Reprendre des études après quelques années d’expérience professionnelle, trop tard ?
Nathalie ALBRIEUX, Promo 2005, (Agro, Paris)
Après une formation initiale d’ingénieur agronome (Agro, Paris) et un début de carrière dans le développement agricole en Afrique, j’ai travaillé dans un tout petit cabinet de conseil et d’études spécialisé dans le secteur agricole. Dans les TPE, on touche un peu à tout : outre des études marketing quantitatives, j’ai été chef de produit sur des sessions de formation professionnelle.

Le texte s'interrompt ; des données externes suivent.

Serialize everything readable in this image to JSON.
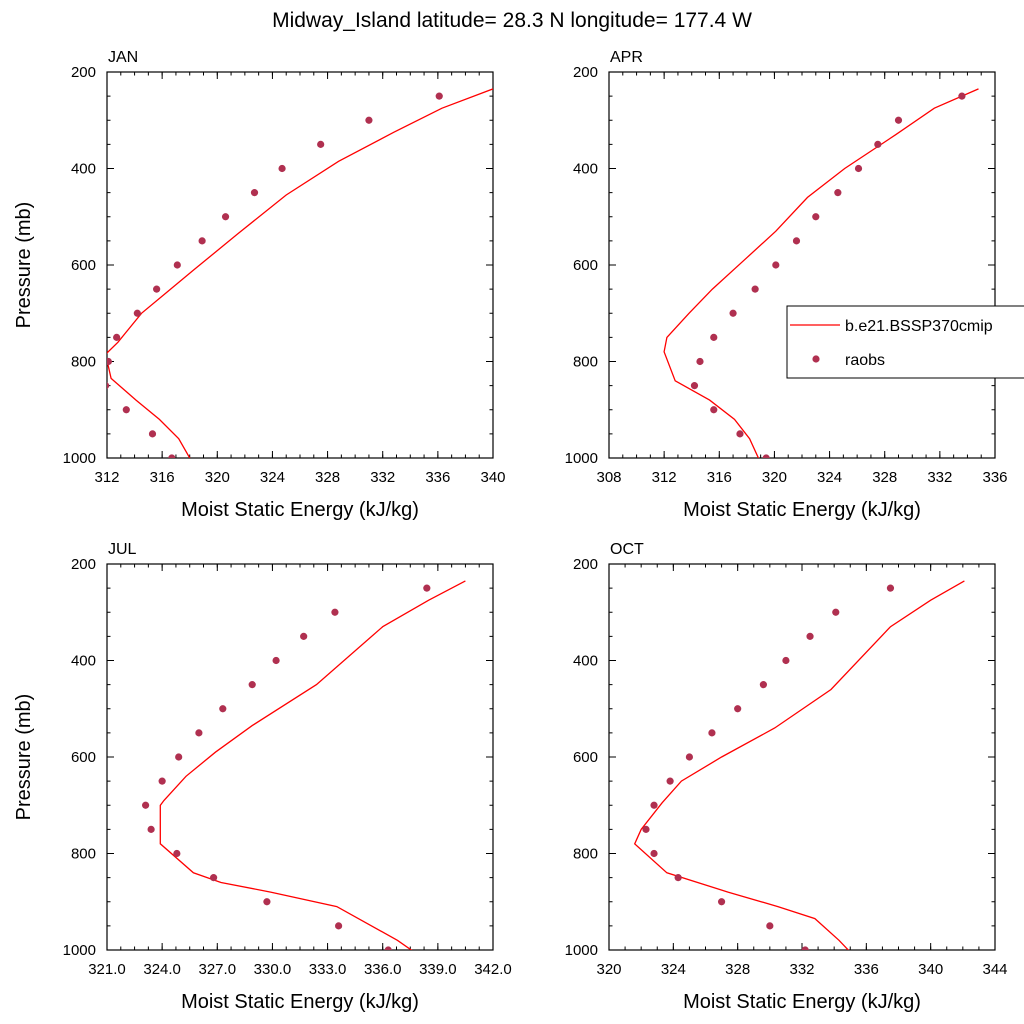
{
  "title": "Midway_Island  latitude= 28.3 N longitude= 177.4 W",
  "colors": {
    "model_line": "#ff0000",
    "raobs_marker": "#b03050",
    "axis": "#000000"
  },
  "legend": {
    "placement": "right of APR panel",
    "entries": [
      "b.e21.BSSP370cmip",
      "raobs"
    ]
  },
  "chart_data": [
    {
      "type": "line",
      "panel_label": "JAN",
      "xlabel": "Moist Static Energy (kJ/kg)",
      "ylabel": "Pressure (mb)",
      "xlim": [
        312,
        340
      ],
      "ylim": [
        1000,
        200
      ],
      "y_reversed": true,
      "xticks": [
        312,
        316,
        320,
        324,
        328,
        332,
        336,
        340
      ],
      "xtick_labels": [
        "312",
        "316",
        "320",
        "324",
        "328",
        "332",
        "336",
        "340"
      ],
      "yticks": [
        200,
        400,
        600,
        800,
        1000
      ],
      "ytick_labels": [
        "200",
        "400",
        "600",
        "800",
        "1000"
      ],
      "series": [
        {
          "name": "b.e21.BSSP370cmip",
          "style": "line",
          "x": [
            340,
            336.3,
            332.8,
            328.8,
            325,
            321.5,
            318.3,
            316.2,
            314.5,
            312.8,
            311.9,
            312.3,
            314.1,
            315.8,
            317.2,
            318.2
          ],
          "y": [
            235,
            275,
            325,
            385,
            455,
            535,
            610,
            660,
            700,
            760,
            785,
            835,
            880,
            920,
            960,
            1010
          ]
        },
        {
          "name": "raobs",
          "style": "markers",
          "x": [
            336.1,
            331,
            327.5,
            324.7,
            322.7,
            320.6,
            318.9,
            317.1,
            315.6,
            314.2,
            312.7,
            312.1,
            311.9,
            313.4,
            315.3,
            316.7
          ],
          "y": [
            250,
            300,
            350,
            400,
            450,
            500,
            550,
            600,
            650,
            700,
            750,
            800,
            850,
            900,
            950,
            1000
          ]
        }
      ]
    },
    {
      "type": "line",
      "panel_label": "APR",
      "xlabel": "Moist Static Energy (kJ/kg)",
      "ylabel": "",
      "xlim": [
        308,
        336
      ],
      "ylim": [
        1000,
        200
      ],
      "y_reversed": true,
      "xticks": [
        308,
        312,
        316,
        320,
        324,
        328,
        332,
        336
      ],
      "xtick_labels": [
        "308",
        "312",
        "316",
        "320",
        "324",
        "328",
        "332",
        "336"
      ],
      "yticks": [
        200,
        400,
        600,
        800,
        1000
      ],
      "ytick_labels": [
        "200",
        "400",
        "600",
        "800",
        "1000"
      ],
      "series": [
        {
          "name": "b.e21.BSSP370cmip",
          "style": "line",
          "x": [
            334.8,
            331.6,
            328.8,
            325.1,
            322.4,
            320.1,
            317.8,
            315.5,
            313.8,
            312.2,
            312,
            312.8,
            315.3,
            317.1,
            318.2,
            319
          ],
          "y": [
            235,
            275,
            330,
            400,
            460,
            530,
            590,
            650,
            700,
            750,
            780,
            840,
            880,
            920,
            960,
            1010
          ]
        },
        {
          "name": "raobs",
          "style": "markers",
          "x": [
            333.6,
            329,
            327.5,
            326.1,
            324.6,
            323,
            321.6,
            320.1,
            318.6,
            317,
            315.6,
            314.6,
            314.2,
            315.6,
            317.5,
            319.4
          ],
          "y": [
            250,
            300,
            350,
            400,
            450,
            500,
            550,
            600,
            650,
            700,
            750,
            800,
            850,
            900,
            950,
            1000
          ]
        }
      ]
    },
    {
      "type": "line",
      "panel_label": "JUL",
      "xlabel": "Moist Static Energy (kJ/kg)",
      "ylabel": "Pressure (mb)",
      "xlim": [
        321,
        342
      ],
      "ylim": [
        1000,
        200
      ],
      "y_reversed": true,
      "xticks": [
        321,
        324,
        327,
        330,
        333,
        336,
        339,
        342
      ],
      "xtick_labels": [
        "321.0",
        "324.0",
        "327.0",
        "330.0",
        "333.0",
        "336.0",
        "339.0",
        "342.0"
      ],
      "yticks": [
        200,
        400,
        600,
        800,
        1000
      ],
      "ytick_labels": [
        "200",
        "400",
        "600",
        "800",
        "1000"
      ],
      "series": [
        {
          "name": "b.e21.BSSP370cmip",
          "style": "line",
          "x": [
            340.5,
            338.5,
            336,
            332.4,
            328.9,
            326.9,
            325.3,
            324.1,
            323.9,
            323.9,
            325.7,
            327.2,
            329.9,
            333.5,
            336.8,
            338.3
          ],
          "y": [
            235,
            275,
            330,
            450,
            535,
            590,
            640,
            690,
            700,
            780,
            840,
            860,
            880,
            910,
            980,
            1020
          ]
        },
        {
          "name": "raobs",
          "style": "markers",
          "x": [
            338.4,
            333.4,
            331.7,
            330.2,
            328.9,
            327.3,
            326,
            324.9,
            324,
            323.1,
            323.4,
            324.8,
            326.8,
            329.7,
            333.6,
            336.3
          ],
          "y": [
            250,
            300,
            350,
            400,
            450,
            500,
            550,
            600,
            650,
            700,
            750,
            800,
            850,
            900,
            950,
            1000
          ]
        }
      ]
    },
    {
      "type": "line",
      "panel_label": "OCT",
      "xlabel": "Moist Static Energy (kJ/kg)",
      "ylabel": "",
      "xlim": [
        320,
        344
      ],
      "ylim": [
        1000,
        200
      ],
      "y_reversed": true,
      "xticks": [
        320,
        324,
        328,
        332,
        336,
        340,
        344
      ],
      "xtick_labels": [
        "320",
        "324",
        "328",
        "332",
        "336",
        "340",
        "344"
      ],
      "yticks": [
        200,
        400,
        600,
        800,
        1000
      ],
      "ytick_labels": [
        "200",
        "400",
        "600",
        "800",
        "1000"
      ],
      "series": [
        {
          "name": "b.e21.BSSP370cmip",
          "style": "line",
          "x": [
            342.1,
            340,
            337.5,
            333.8,
            330.3,
            327,
            324.5,
            323.3,
            322,
            321.6,
            323.6,
            327.4,
            330.5,
            332.8,
            334.3,
            335.3
          ],
          "y": [
            235,
            275,
            330,
            460,
            540,
            600,
            650,
            695,
            750,
            780,
            840,
            880,
            910,
            935,
            980,
            1015
          ]
        },
        {
          "name": "raobs",
          "style": "markers",
          "x": [
            337.5,
            334.1,
            332.5,
            331,
            329.6,
            328,
            326.4,
            325,
            323.8,
            322.8,
            322.3,
            322.8,
            324.3,
            327,
            330,
            332.2
          ],
          "y": [
            250,
            300,
            350,
            400,
            450,
            500,
            550,
            600,
            650,
            700,
            750,
            800,
            850,
            900,
            950,
            1000
          ]
        }
      ]
    }
  ]
}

Après 4 années dans cette société, j’ai cherché à changer de poste. Je me suis heurtée, lors de ma recherche d’emploi, à une méconnaissance de mes compétences « acquises sur le tas » en marketing. Caricaturalement, pour les recruteurs, il faut un diplôme de marketing pour prétendre faire du marketing. Qu’à cela ne tienne, j’étais prête à passer un diplôme en marketing.

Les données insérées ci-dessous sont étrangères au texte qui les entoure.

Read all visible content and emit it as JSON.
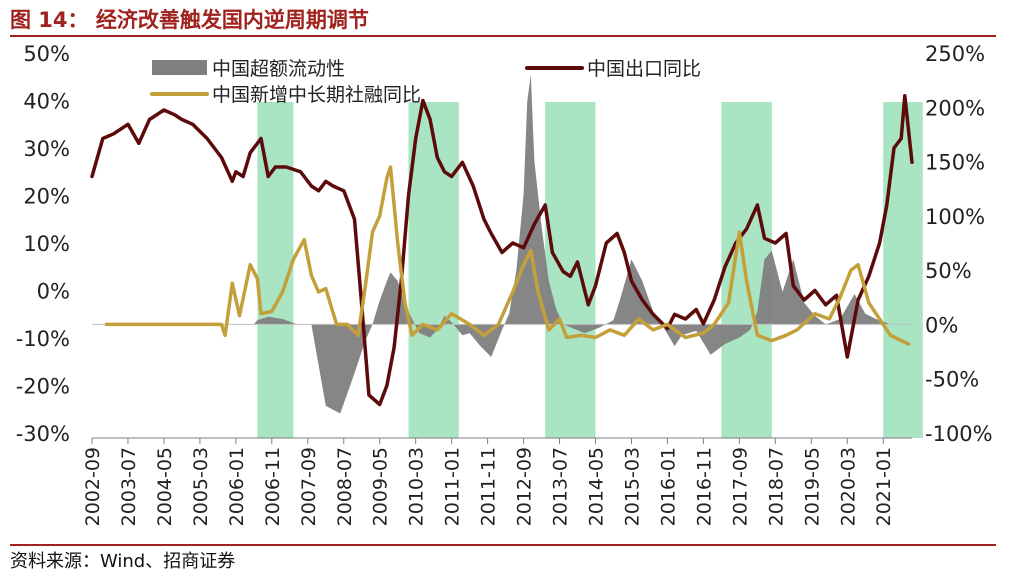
{
  "figure": {
    "title": "图 14：  经济改善触发国内逆周期调节",
    "source": "资料来源：Wind、招商证券"
  },
  "colors": {
    "title_red": "#a0221e",
    "export_line": "#5c0a0a",
    "tsf_line": "#c4a03a",
    "m1m2_area": "#7f7f7f",
    "shade": "#a9e4c3"
  },
  "chart_data": {
    "type": "line",
    "x_tick_labels": [
      "2002-09",
      "2003-07",
      "2004-05",
      "2005-03",
      "2006-01",
      "2006-11",
      "2007-09",
      "2008-07",
      "2009-05",
      "2010-03",
      "2011-01",
      "2011-11",
      "2012-09",
      "2013-07",
      "2014-05",
      "2015-03",
      "2016-01",
      "2016-11",
      "2017-09",
      "2018-07",
      "2019-05",
      "2020-03",
      "2021-01"
    ],
    "x_range": [
      "2002-09",
      "2021-09"
    ],
    "y_left": {
      "ticks": [
        "50%",
        "40%",
        "30%",
        "20%",
        "10%",
        "0%",
        "-10%",
        "-20%",
        "-30%"
      ],
      "range": [
        -30,
        50
      ]
    },
    "y_right": {
      "ticks": [
        "250%",
        "200%",
        "150%",
        "100%",
        "50%",
        "0%",
        "-50%",
        "-100%"
      ],
      "range": [
        -100,
        250
      ]
    },
    "shaded_periods": [
      [
        "2006-07",
        "2007-05"
      ],
      [
        "2010-01",
        "2011-03"
      ],
      [
        "2013-03",
        "2014-05"
      ],
      [
        "2017-04",
        "2018-06"
      ],
      [
        "2021-01",
        "2021-12"
      ]
    ],
    "series": [
      {
        "name": "中国超额流动性",
        "kind": "area",
        "axis": "right",
        "points": [
          [
            "2002-09",
            0
          ],
          [
            "2006-06",
            0
          ],
          [
            "2006-07",
            4
          ],
          [
            "2006-10",
            7
          ],
          [
            "2007-02",
            5
          ],
          [
            "2007-06",
            0
          ],
          [
            "2007-10",
            0
          ],
          [
            "2008-02",
            -75
          ],
          [
            "2008-06",
            -82
          ],
          [
            "2008-10",
            -45
          ],
          [
            "2009-01",
            -15
          ],
          [
            "2009-03",
            0
          ],
          [
            "2009-05",
            22
          ],
          [
            "2009-07",
            40
          ],
          [
            "2009-08",
            48
          ],
          [
            "2009-10",
            40
          ],
          [
            "2009-12",
            18
          ],
          [
            "2010-02",
            5
          ],
          [
            "2010-04",
            -8
          ],
          [
            "2010-07",
            -12
          ],
          [
            "2010-09",
            -5
          ],
          [
            "2010-11",
            8
          ],
          [
            "2011-01",
            2
          ],
          [
            "2011-04",
            -10
          ],
          [
            "2011-06",
            -8
          ],
          [
            "2011-09",
            -20
          ],
          [
            "2011-12",
            -30
          ],
          [
            "2012-03",
            -5
          ],
          [
            "2012-05",
            10
          ],
          [
            "2012-07",
            50
          ],
          [
            "2012-09",
            120
          ],
          [
            "2012-10",
            205
          ],
          [
            "2012-11",
            230
          ],
          [
            "2012-12",
            150
          ],
          [
            "2013-02",
            90
          ],
          [
            "2013-04",
            40
          ],
          [
            "2013-06",
            15
          ],
          [
            "2013-08",
            0
          ],
          [
            "2014-02",
            -8
          ],
          [
            "2014-06",
            -3
          ],
          [
            "2014-10",
            4
          ],
          [
            "2014-12",
            25
          ],
          [
            "2015-03",
            60
          ],
          [
            "2015-06",
            40
          ],
          [
            "2015-09",
            12
          ],
          [
            "2015-12",
            -3
          ],
          [
            "2016-03",
            -20
          ],
          [
            "2016-05",
            -10
          ],
          [
            "2016-09",
            -6
          ],
          [
            "2017-01",
            -28
          ],
          [
            "2017-05",
            -18
          ],
          [
            "2017-09",
            -12
          ],
          [
            "2017-12",
            -5
          ],
          [
            "2018-02",
            12
          ],
          [
            "2018-04",
            60
          ],
          [
            "2018-06",
            68
          ],
          [
            "2018-09",
            30
          ],
          [
            "2018-12",
            60
          ],
          [
            "2019-03",
            20
          ],
          [
            "2019-06",
            8
          ],
          [
            "2019-09",
            0
          ],
          [
            "2020-01",
            5
          ],
          [
            "2020-05",
            28
          ],
          [
            "2020-08",
            10
          ],
          [
            "2020-11",
            5
          ],
          [
            "2021-03",
            0
          ],
          [
            "2021-08",
            0
          ]
        ]
      },
      {
        "name": "中国出口同比",
        "kind": "line",
        "axis": "left",
        "points": [
          [
            "2002-09",
            24
          ],
          [
            "2002-12",
            32
          ],
          [
            "2003-03",
            33
          ],
          [
            "2003-07",
            35
          ],
          [
            "2003-10",
            31
          ],
          [
            "2004-01",
            36
          ],
          [
            "2004-05",
            38
          ],
          [
            "2004-08",
            37
          ],
          [
            "2004-10",
            36
          ],
          [
            "2005-01",
            35
          ],
          [
            "2005-05",
            32
          ],
          [
            "2005-09",
            28
          ],
          [
            "2005-12",
            23
          ],
          [
            "2006-01",
            25
          ],
          [
            "2006-03",
            24
          ],
          [
            "2006-05",
            29
          ],
          [
            "2006-08",
            32
          ],
          [
            "2006-10",
            24
          ],
          [
            "2006-12",
            26
          ],
          [
            "2007-03",
            26
          ],
          [
            "2007-07",
            25
          ],
          [
            "2007-10",
            22
          ],
          [
            "2007-12",
            21
          ],
          [
            "2008-02",
            23
          ],
          [
            "2008-04",
            22
          ],
          [
            "2008-07",
            21
          ],
          [
            "2008-10",
            15
          ],
          [
            "2008-12",
            -3
          ],
          [
            "2009-02",
            -22
          ],
          [
            "2009-05",
            -24
          ],
          [
            "2009-07",
            -20
          ],
          [
            "2009-09",
            -12
          ],
          [
            "2009-11",
            2
          ],
          [
            "2010-01",
            20
          ],
          [
            "2010-03",
            32
          ],
          [
            "2010-05",
            40
          ],
          [
            "2010-07",
            36
          ],
          [
            "2010-09",
            28
          ],
          [
            "2010-11",
            25
          ],
          [
            "2011-01",
            24
          ],
          [
            "2011-04",
            27
          ],
          [
            "2011-07",
            22
          ],
          [
            "2011-10",
            15
          ],
          [
            "2011-12",
            12
          ],
          [
            "2012-03",
            8
          ],
          [
            "2012-06",
            10
          ],
          [
            "2012-09",
            9
          ],
          [
            "2012-12",
            14
          ],
          [
            "2013-03",
            18
          ],
          [
            "2013-05",
            8
          ],
          [
            "2013-08",
            4
          ],
          [
            "2013-10",
            3
          ],
          [
            "2013-12",
            6
          ],
          [
            "2014-03",
            -3
          ],
          [
            "2014-05",
            1
          ],
          [
            "2014-08",
            10
          ],
          [
            "2014-11",
            12
          ],
          [
            "2015-01",
            8
          ],
          [
            "2015-03",
            2
          ],
          [
            "2015-06",
            -2
          ],
          [
            "2015-09",
            -5
          ],
          [
            "2016-01",
            -8
          ],
          [
            "2016-03",
            -5
          ],
          [
            "2016-06",
            -6
          ],
          [
            "2016-09",
            -4
          ],
          [
            "2016-11",
            -7
          ],
          [
            "2017-02",
            -2
          ],
          [
            "2017-05",
            5
          ],
          [
            "2017-08",
            10
          ],
          [
            "2017-11",
            13
          ],
          [
            "2018-02",
            18
          ],
          [
            "2018-04",
            11
          ],
          [
            "2018-07",
            10
          ],
          [
            "2018-10",
            12
          ],
          [
            "2018-12",
            1
          ],
          [
            "2019-03",
            -2
          ],
          [
            "2019-06",
            0
          ],
          [
            "2019-09",
            -3
          ],
          [
            "2019-12",
            -1
          ],
          [
            "2020-03",
            -14
          ],
          [
            "2020-06",
            -2
          ],
          [
            "2020-09",
            3
          ],
          [
            "2020-12",
            10
          ],
          [
            "2021-02",
            18
          ],
          [
            "2021-04",
            30
          ],
          [
            "2021-06",
            32
          ],
          [
            "2021-07",
            41
          ],
          [
            "2021-09",
            27
          ]
        ]
      },
      {
        "name": "中国新增中长期社融同比",
        "kind": "line",
        "axis": "right",
        "points": [
          [
            "2003-01",
            0
          ],
          [
            "2005-09",
            0
          ],
          [
            "2005-10",
            -10
          ],
          [
            "2005-12",
            38
          ],
          [
            "2006-02",
            8
          ],
          [
            "2006-05",
            55
          ],
          [
            "2006-07",
            42
          ],
          [
            "2006-08",
            10
          ],
          [
            "2006-11",
            12
          ],
          [
            "2007-02",
            30
          ],
          [
            "2007-05",
            60
          ],
          [
            "2007-08",
            78
          ],
          [
            "2007-10",
            45
          ],
          [
            "2007-12",
            30
          ],
          [
            "2008-02",
            33
          ],
          [
            "2008-05",
            0
          ],
          [
            "2008-08",
            0
          ],
          [
            "2008-11",
            -10
          ],
          [
            "2009-01",
            35
          ],
          [
            "2009-03",
            85
          ],
          [
            "2009-05",
            100
          ],
          [
            "2009-07",
            135
          ],
          [
            "2009-08",
            145
          ],
          [
            "2009-10",
            75
          ],
          [
            "2009-12",
            20
          ],
          [
            "2010-02",
            -10
          ],
          [
            "2010-05",
            0
          ],
          [
            "2010-09",
            -5
          ],
          [
            "2011-01",
            10
          ],
          [
            "2011-06",
            0
          ],
          [
            "2011-10",
            -10
          ],
          [
            "2012-02",
            0
          ],
          [
            "2012-06",
            30
          ],
          [
            "2012-09",
            55
          ],
          [
            "2012-11",
            68
          ],
          [
            "2013-01",
            30
          ],
          [
            "2013-04",
            -5
          ],
          [
            "2013-07",
            5
          ],
          [
            "2013-09",
            -12
          ],
          [
            "2014-01",
            -10
          ],
          [
            "2014-05",
            -12
          ],
          [
            "2014-09",
            -5
          ],
          [
            "2015-01",
            -10
          ],
          [
            "2015-05",
            5
          ],
          [
            "2015-09",
            -5
          ],
          [
            "2016-01",
            0
          ],
          [
            "2016-06",
            -12
          ],
          [
            "2016-11",
            -8
          ],
          [
            "2017-02",
            0
          ],
          [
            "2017-06",
            20
          ],
          [
            "2017-09",
            85
          ],
          [
            "2017-11",
            40
          ],
          [
            "2018-02",
            -10
          ],
          [
            "2018-06",
            -15
          ],
          [
            "2018-10",
            -10
          ],
          [
            "2019-01",
            -5
          ],
          [
            "2019-06",
            10
          ],
          [
            "2019-10",
            5
          ],
          [
            "2020-01",
            25
          ],
          [
            "2020-04",
            50
          ],
          [
            "2020-06",
            55
          ],
          [
            "2020-09",
            20
          ],
          [
            "2020-12",
            5
          ],
          [
            "2021-03",
            -10
          ],
          [
            "2021-08",
            -18
          ]
        ]
      }
    ],
    "legend": [
      {
        "label": "中国超额流动性",
        "kind": "area"
      },
      {
        "label": "中国出口同比",
        "kind": "line"
      },
      {
        "label": "中国新增中长期社融同比",
        "kind": "line"
      }
    ]
  }
}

Pour ce faire, je pouvais :
soit continuer à travailler et passer une VAE (validation des acquis de l’expérience), qui n’était pas encore répandue, ou un diplôme en cours du soir, avec l’accord et l’appui de mon entreprise
soit m’arrêter de travailler pour reprendre une formation initiale.
En l’occurrence, ma société n’était pas favorable à mon projet de formation, et j’ai finalement bénéficié des allocations chômage pour financer cette année de formation.
Pourquoi s’arrêter 15 mois ? En plus de crédibiliser aux yeux des recruteurs mon expérience marketing, je voulais renforcer mes connaissances acquises « sur le tas », acquérir des outils, des méthodes et un vocabulaire marketing, m’ouvrir de nouvelles perspectives d’emploi. Ensuite je souhaitais prendre le temps de la réflexion et du recul sur mon expérience professionnelle et sur mes choix futurs. Et enfin pour le plaisir de travailler « pour soi », gratuitement !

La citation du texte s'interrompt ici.